The Masked Man walked past him.
As he passed, the air grew colder. The Masked Man stopped, shoulder to shoulder with the occultist, but looking straight ahead into the dark road leading back to the city.
"You rely on a tenant in your own body," the Masked Man said quietly. "You borrow power. I build mine. When that thing inside you decides it wants more rent, you'll be the one in the chair."
Silas's smile faltered slightly. "I have it under control. The binding is absolute."
"Nothing is absolute," the Masked Man replied. "Except death."
He began to walk away, his silhouette merging with the shadows of the scrapyard.
"Wait!" Silas called out, pushing off the car. "The Syndicate is moving shipments through the port tomorrow. Artifacts. Cursed ones. You can't shoot a curse, friend. You need me."

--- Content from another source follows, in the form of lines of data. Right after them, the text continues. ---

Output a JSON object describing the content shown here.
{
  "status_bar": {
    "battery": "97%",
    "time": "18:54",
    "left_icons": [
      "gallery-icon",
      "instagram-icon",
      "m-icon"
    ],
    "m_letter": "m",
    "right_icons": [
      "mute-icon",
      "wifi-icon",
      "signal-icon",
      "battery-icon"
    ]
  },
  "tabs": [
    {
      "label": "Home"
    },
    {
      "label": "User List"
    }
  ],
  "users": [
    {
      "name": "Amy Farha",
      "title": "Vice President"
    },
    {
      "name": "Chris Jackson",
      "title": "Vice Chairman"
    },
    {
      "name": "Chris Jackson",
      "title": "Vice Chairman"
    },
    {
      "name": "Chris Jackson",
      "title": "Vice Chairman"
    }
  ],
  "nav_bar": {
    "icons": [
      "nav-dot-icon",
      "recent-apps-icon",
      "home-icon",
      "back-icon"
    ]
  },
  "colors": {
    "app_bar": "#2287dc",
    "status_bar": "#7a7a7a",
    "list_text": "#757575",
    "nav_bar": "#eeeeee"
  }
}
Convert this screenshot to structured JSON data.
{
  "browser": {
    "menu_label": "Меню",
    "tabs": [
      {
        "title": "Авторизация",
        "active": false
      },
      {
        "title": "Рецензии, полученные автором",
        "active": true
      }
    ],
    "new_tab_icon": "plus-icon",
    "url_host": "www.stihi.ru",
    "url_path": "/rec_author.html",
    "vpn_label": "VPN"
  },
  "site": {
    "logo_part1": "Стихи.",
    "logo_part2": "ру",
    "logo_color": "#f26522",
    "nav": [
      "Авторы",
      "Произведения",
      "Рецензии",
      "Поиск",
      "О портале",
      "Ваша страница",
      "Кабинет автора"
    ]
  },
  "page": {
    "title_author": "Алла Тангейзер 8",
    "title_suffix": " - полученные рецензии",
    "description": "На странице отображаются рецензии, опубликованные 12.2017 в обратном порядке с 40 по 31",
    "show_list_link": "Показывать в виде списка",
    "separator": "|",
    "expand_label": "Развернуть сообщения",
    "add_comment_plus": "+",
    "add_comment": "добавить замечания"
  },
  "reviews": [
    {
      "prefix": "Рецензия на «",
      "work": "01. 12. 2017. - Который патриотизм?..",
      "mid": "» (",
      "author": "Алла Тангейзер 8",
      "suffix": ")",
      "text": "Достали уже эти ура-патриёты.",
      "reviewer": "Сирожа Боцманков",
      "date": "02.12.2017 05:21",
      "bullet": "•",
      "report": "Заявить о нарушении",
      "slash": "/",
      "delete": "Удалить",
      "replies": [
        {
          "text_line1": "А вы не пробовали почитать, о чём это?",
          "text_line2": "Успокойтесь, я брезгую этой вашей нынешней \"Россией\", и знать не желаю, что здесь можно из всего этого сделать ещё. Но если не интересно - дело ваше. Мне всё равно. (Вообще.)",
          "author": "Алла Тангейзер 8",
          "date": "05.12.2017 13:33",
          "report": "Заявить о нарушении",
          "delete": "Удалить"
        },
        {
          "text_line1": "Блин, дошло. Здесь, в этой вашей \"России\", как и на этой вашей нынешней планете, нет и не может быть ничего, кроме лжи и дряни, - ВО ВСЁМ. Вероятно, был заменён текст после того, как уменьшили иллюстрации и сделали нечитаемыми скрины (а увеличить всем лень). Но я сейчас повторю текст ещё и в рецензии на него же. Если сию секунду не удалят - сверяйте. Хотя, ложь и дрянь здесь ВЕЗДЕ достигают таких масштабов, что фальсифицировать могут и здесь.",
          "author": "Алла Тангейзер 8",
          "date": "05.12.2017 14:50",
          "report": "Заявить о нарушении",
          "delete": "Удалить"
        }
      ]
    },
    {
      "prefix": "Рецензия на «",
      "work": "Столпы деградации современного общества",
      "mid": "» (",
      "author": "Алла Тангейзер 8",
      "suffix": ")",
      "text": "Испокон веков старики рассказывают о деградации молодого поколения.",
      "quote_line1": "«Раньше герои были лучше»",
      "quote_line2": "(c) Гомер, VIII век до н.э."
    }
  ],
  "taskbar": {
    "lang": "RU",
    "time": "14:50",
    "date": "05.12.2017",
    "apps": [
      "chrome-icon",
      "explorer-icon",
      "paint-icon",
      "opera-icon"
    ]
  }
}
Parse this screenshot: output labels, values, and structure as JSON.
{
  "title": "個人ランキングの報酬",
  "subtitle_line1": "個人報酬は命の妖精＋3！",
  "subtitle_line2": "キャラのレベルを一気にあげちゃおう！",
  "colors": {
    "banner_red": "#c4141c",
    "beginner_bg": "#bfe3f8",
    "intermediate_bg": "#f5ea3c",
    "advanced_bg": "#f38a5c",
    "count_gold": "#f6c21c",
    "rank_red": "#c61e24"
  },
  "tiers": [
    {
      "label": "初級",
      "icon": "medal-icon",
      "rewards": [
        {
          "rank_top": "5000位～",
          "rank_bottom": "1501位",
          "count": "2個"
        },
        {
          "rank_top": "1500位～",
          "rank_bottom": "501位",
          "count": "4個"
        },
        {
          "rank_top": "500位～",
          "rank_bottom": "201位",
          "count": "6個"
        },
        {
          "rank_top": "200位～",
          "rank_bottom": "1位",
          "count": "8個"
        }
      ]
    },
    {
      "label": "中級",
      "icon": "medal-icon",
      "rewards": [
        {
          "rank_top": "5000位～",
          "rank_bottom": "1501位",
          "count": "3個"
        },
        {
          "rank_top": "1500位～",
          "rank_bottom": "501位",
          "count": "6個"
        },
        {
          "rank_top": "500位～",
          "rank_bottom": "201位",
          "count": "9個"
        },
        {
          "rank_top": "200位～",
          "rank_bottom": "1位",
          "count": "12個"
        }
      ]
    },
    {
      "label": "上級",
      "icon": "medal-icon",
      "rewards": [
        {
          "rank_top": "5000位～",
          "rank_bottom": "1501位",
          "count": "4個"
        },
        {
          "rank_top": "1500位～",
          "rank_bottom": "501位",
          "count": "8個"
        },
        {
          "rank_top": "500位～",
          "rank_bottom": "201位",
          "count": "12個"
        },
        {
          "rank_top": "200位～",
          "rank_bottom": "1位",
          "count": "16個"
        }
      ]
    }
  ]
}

The Masked Man didn't stop. He didn't turn. He simply raised a hand, a dismissive wave that was both an acknowledgment and a rejection.
"Stay out of my way, Silas," his voice drifted back, calm and final. "Or I'll exorcise you myself."
Silas watched him vanish into the night. He pulled the silver lighter from his pocket, flicking it open. The flame danced, turning blue for a split second before settling into orange.
"He likes us," a raspy voice whispered from the back of Silas's mind.
"Shut up," Silas murmured to himself, lighting a cigarette. He looked at the crushed truck, then at the empty road. "He definitely likes us."